The politics and public policies of this mean that it is a serious mistake to think that placing the resolution of environmental problems in the hands of individuals through their life-style choices is the way to resolve them. The individual salvation approach to environmental problems ignores the fact that most if not all our environmental problems are at root structural. This means that positive environmental intention is, but for the fortunate few, rendered ineffective by the highly integrated nature of our global economic system. Further, paragons of sound ecological and equitable living are exceedingly unlikely to persuade consumers whose antennae are acutely tuned to the behaviour of other consumers to follow their example en masse and thereby avoid, within the sliver of time left, global ecological catastrophe. This means that accomplishing significant positive environmental change lies through societal action, which in effect means enforceable legislation.

The decline by hundreds of billions of single use plastic bags annually across the world would not have happened without legislation.

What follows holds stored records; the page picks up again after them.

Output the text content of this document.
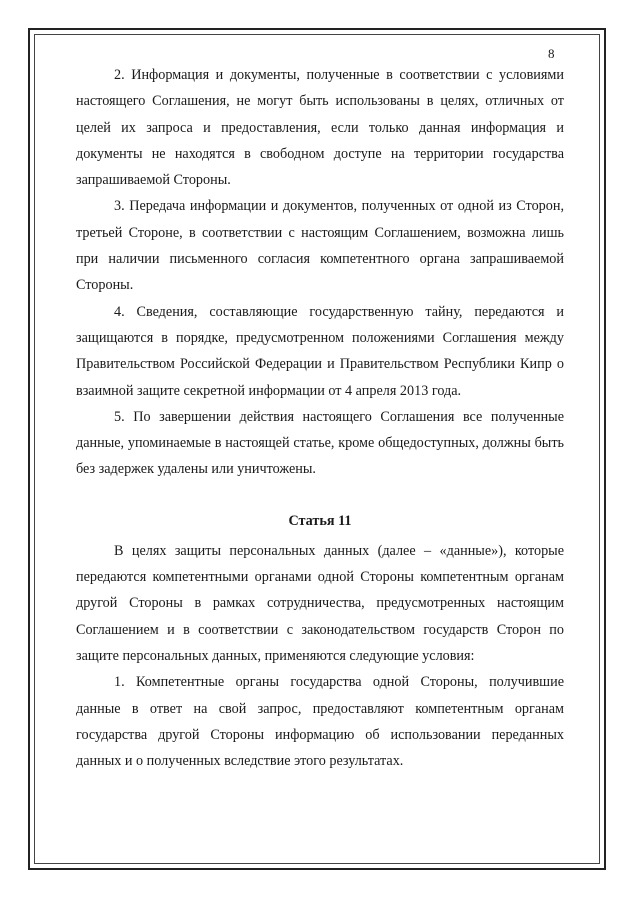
8

2. Информация и документы, полученные в соответствии с условиями настоящего Соглашения, не могут быть использованы в целях, отличных от целей их запроса и предоставления, если только данная информация и документы не находятся в свободном доступе на территории государства запрашиваемой Стороны.

3. Передача информации и документов, полученных от одной из Сторон, третьей Стороне, в соответствии с настоящим Соглашением, возможна лишь при наличии письменного согласия компетентного органа запрашиваемой Стороны.

4. Сведения, составляющие государственную тайну, передаются и защищаются в порядке, предусмотренном положениями Соглашения между Правительством Российской Федерации и Правительством Республики Кипр о взаимной защите секретной информации от 4 апреля 2013 года.

5. По завершении действия настоящего Соглашения все полученные данные, упоминаемые в настоящей статье, кроме общедоступных, должны быть без задержек удалены или уничтожены.

Статья 11

В целях защиты персональных данных (далее – «данные»), которые передаются компетентными органами одной Стороны компетентным органам другой Стороны в рамках сотрудничества, предусмотренных настоящим Соглашением и в соответствии с законодательством государств Сторон по защите персональных данных, применяются следующие условия:

1. Компетентные органы государства одной Стороны, получившие данные в ответ на свой запрос, предоставляют компетентным органам государства другой Стороны информацию об использовании переданных данных и о полученных вследствие этого результатах.
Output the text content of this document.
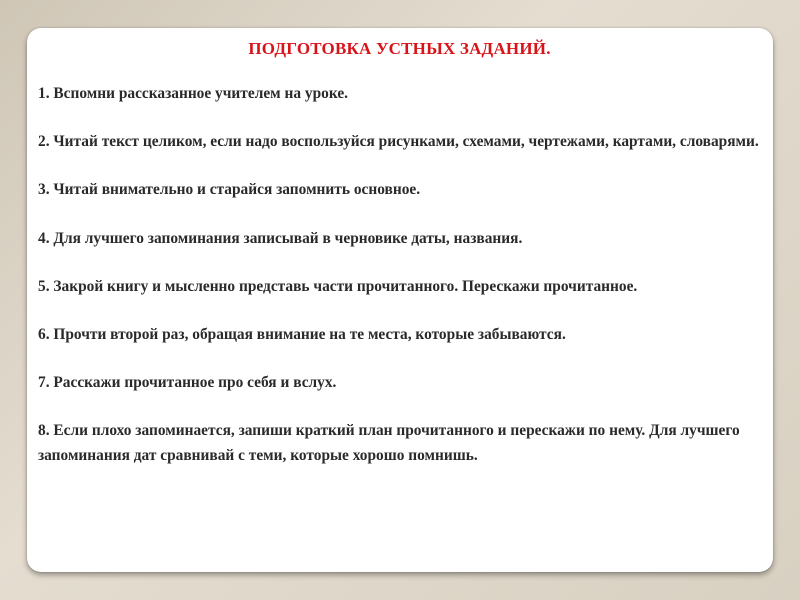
ПОДГОТОВКА УСТНЫХ ЗАДАНИЙ.
1. Вспомни рассказанное учителем на уроке.
2. Читай текст целиком, если надо воспользуйся рисунками, схемами, чертежами, картами, словарями.
3. Читай внимательно и старайся запомнить основное.
4. Для лучшего запоминания записывай в черновике даты, названия.
5. Закрой книгу и мысленно представь части прочитанного. Перескажи прочитанное.
6. Прочти второй раз, обращая внимание на те места, которые забываются.
7. Расскажи прочитанное про себя и вслух.
8. Если плохо запоминается, запиши краткий план прочитанного и перескажи по нему. Для лучшего запоминания дат сравнивай с теми, которые хорошо помнишь.
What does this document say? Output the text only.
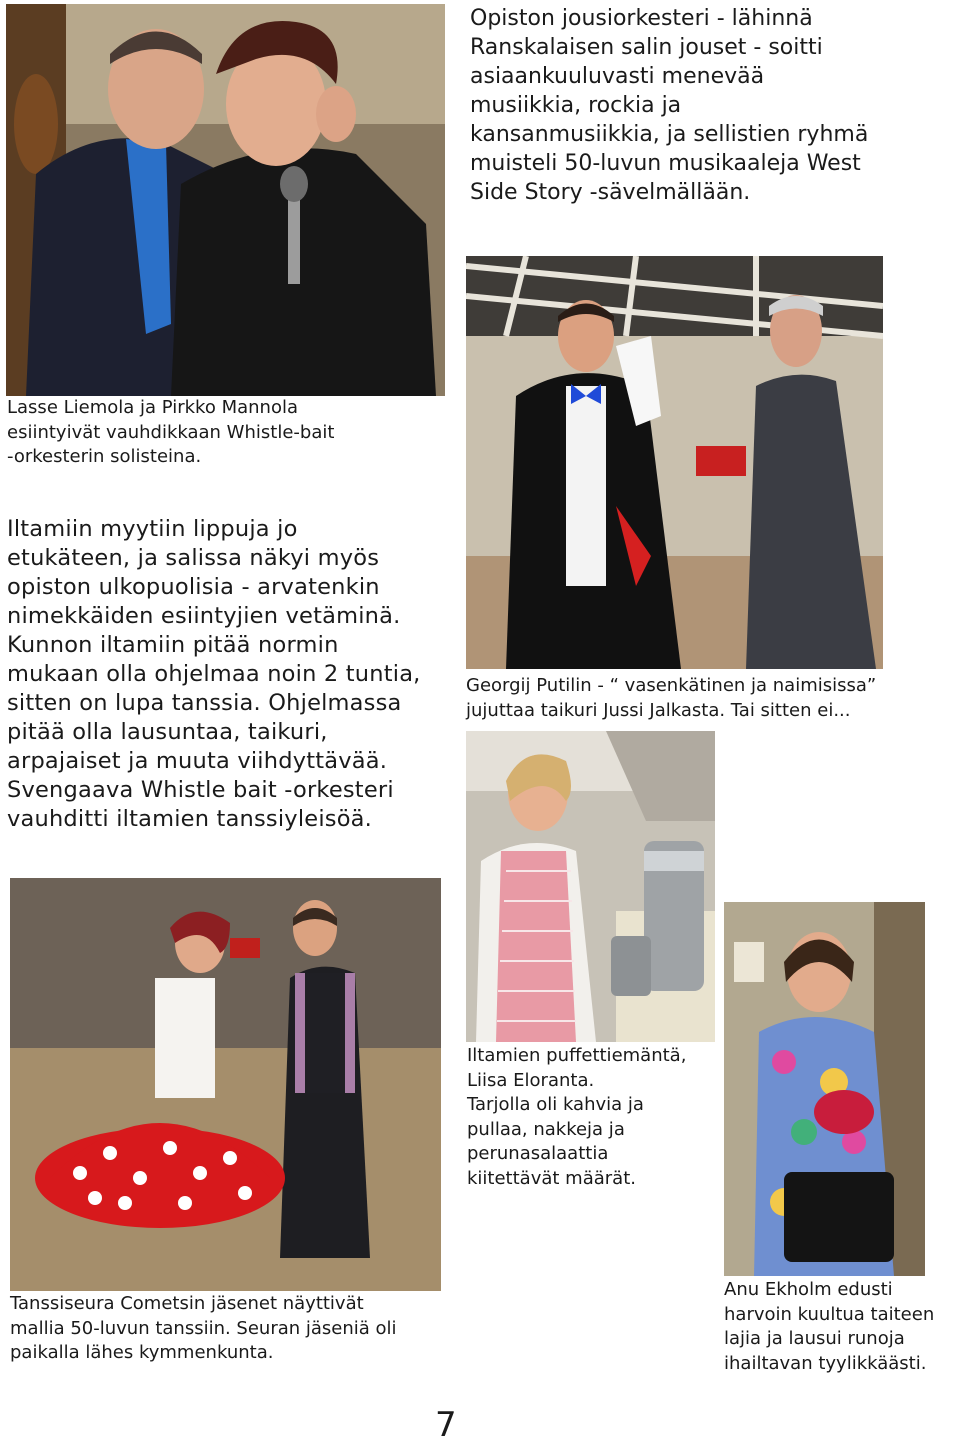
Opiston jousiorkesteri - lähinnä
Ranskalaisen salin jouset - soitti
asiaankuuluvasti menevää
musiikkia, rockia ja
kansanmusiikkia, ja sellistien ryhmä
muisteli 50-luvun musikaaleja West
Side Story -sävelmällään.

Lasse Liemola ja Pirkko Mannola
esiintyivät vauhdikkaan Whistle-bait
-orkesterin solisteina.

Georgij Putilin - “ vasenkätinen ja naimisissa”
jujuttaa taikuri Jussi Jalkasta. Tai sitten ei...

Iltamiin myytiin lippuja jo
etukäteen, ja salissa näkyi myös
opiston ulkopuolisia - arvatenkin
nimekkäiden esiintyjien vetäminä.
Kunnon iltamiin pitää normin
mukaan olla ohjelmaa noin 2 tuntia,
sitten on lupa tanssia. Ohjelmassa
pitää olla lausuntaa, taikuri,
arpajaiset ja muuta viihdyttävää.
Svengaava Whistle bait -orkesteri
vauhditti iltamien tanssiyleisöä.

Iltamien puffettiemäntä,
Liisa Eloranta.
Tarjolla oli kahvia ja
pullaa, nakkeja ja
perunasalaattia
kiitettävät määrät.

Tanssiseura Cometsin jäsenet näyttivät
mallia 50-luvun tanssiin. Seuran jäseniä oli
paikalla lähes kymmenkunta.

Anu Ekholm edusti
harvoin kuultua taiteen
lajia ja lausui runoja
ihailtavan tyylikkäästi.

7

Few householders on the island of Ireland would willingly pay an upfront water charge. Yet, given the change in weather patterns as experienced this summer both legal jurisdictions are going to have to impose upfront charges it they are to address the enormous leakage in their respective water distribution systems, upgrade water treatment plants to filter out micro-plastics, educate the public not to use toilets as bins and ensure the entire community has drinkable water in times of prolonged drought.

Although we are essentially the product of our culture we can, within the small circumference of our self-autonomy, act to influence the dominant cultural norms through setting an example and living the change we want to see, while simultaneously working to persuade legislative bodies to act for the common good. The latter can be done through letter writing, which Amnesty International will vouch is effective, lobbying, protesting, signing petitions as well as taking part in public consultations. We can blend the personal with the societal through art, poetry, drama, music, fiction, public discussions, and journals such as this one, to bring about a societal wide change in behaviour towards the environment.

A long neglected agency of societal change is the courts, which groups such as Friends of the Earth are increasingly using in order for legislation that protects the environment, human health and animal welfare to be upheld. We need to leave the cocoon of individualism, the idea of saving one’s soul, and promote community solutions to community-based problems.